Ein Architekt bzw. eine Architektin ist, folgt man der Bedeutung der ursprünglich griechischen Bezeichnung, ein Baukünstler und Baumeister. Sein Beruf ist die Planung und Errichtung von Bauwerken und städtebaulichen Anlagen nach technischen, wirtschaftlichen, künstlerischen sowie sozialen Gesichtspunkten.

Aufgaben: Gestalten und Managen

Als Architekt ist man für die Gestaltung eines Gesamtentwurfs verschiedener Bauvorhaben wie Neu- bzw. Erweiterungsbauten, Modernisierungen, Sanierungen oder Instandhaltungen zuständig. Dieser zeichnerische Entwurf muss die Nutzungsanforderungen an ein Gebäude sowohl mit baurechtlichen, technischen und wirtschaftlichen Voraussetzungen als auch mit ästhetischen, sozialen und städtebaurechtlichen Grundsätzen vereinen. Gleichzeitig fällt auch die Kostenkalkulierung in den Aufgabenbereich eines Architekten.

Den Wünschen und Vorstellungen des Auftraggebers entsprechend, setzen Architektinnen den Entwurf in detaillierte Ausführungspläne um, in denen auch statische und bauphysikalische Gesichtspunkte beachtet werden. Zusätzlich dazu spielen auch Aspekte wie Klimakonzept und Haustechnik, Gesundheits- und Brandschutz oder Energieeinsparung eine entscheidende Rolle und müssen bei der Planung berücksichtigt werden.
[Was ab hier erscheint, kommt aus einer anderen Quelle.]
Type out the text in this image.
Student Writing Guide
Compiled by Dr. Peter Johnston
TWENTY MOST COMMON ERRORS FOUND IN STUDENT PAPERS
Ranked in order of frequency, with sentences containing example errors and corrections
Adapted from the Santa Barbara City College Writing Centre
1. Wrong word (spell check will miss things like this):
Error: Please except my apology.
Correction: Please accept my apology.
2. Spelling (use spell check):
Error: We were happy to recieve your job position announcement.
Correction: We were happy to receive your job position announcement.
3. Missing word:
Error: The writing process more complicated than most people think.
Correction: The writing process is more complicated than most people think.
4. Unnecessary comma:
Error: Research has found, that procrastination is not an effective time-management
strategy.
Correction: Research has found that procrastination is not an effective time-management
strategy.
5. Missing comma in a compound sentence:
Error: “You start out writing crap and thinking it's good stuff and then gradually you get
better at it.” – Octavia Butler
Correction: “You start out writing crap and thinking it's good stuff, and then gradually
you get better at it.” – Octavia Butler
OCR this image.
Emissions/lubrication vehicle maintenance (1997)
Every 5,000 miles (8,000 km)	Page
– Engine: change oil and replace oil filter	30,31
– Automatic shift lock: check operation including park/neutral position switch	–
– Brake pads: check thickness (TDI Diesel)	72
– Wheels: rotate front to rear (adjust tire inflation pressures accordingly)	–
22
Weiterhin ist man als Architekt bei der Umsetzung des Bauvorhabens auch für die Erstellung der Bauanträge zuständig und muss diese bei der zuständigen Genehmigungsbehörde einreichen. Darüber hinaus sind Architekten auch für die sonstige Betreuung des Bauvorhabens verantwortlich. Sie koordinieren und überwachen die Arbeiten aller beteiligten Handwerksgruppen, arbeiten Leistungsverzeichnisse und -beschreibungen aus, nehmen Bauleistungen ab und prüfen Rechnungen.

Im Bereich der Stadt- oder Regionalplanung beteiligen sich Architekten an der Bauplanung, beaufsichtigen Großprojekte im Städtebau oder sind in der Bauaufsicht beschäftigt.

Zugang zur Tätigkeit

Voraussetzung um Architekt zu werden, ist ein abgeschlossenes Studium im Bereich Architektur. Der Studiengang wird sowohl an Kunsthochschulen und Universitäten als auch an Fachhochschulen und Berufsakademien angeboten. Während erstere den Schwerpunkt auf den gestalterischen Bereich legen und überwiegend Theoriekenntnisse vermitteln, wird an letzteren eher ein technischer und praxisbezogener Fokus gesetzt.

Da die Berufsbezeichnung Architekt bzw. Architektin geschützt ist, darf man sich nur so nennen, wenn man in die Architektenliste der Architektenkammer eines Bundeslandes eingetragen ist.

Als Architekt kann man entweder als Angestellter oder freier Mitarbeiter in einem Architekturbüro arbeiten oder selbständig tätig sein. Darüber hinaus können Architekten auch als Gutachter in Bauämtern, in der Stadt- und Regionalplanung oder Bauforschung tätig sein.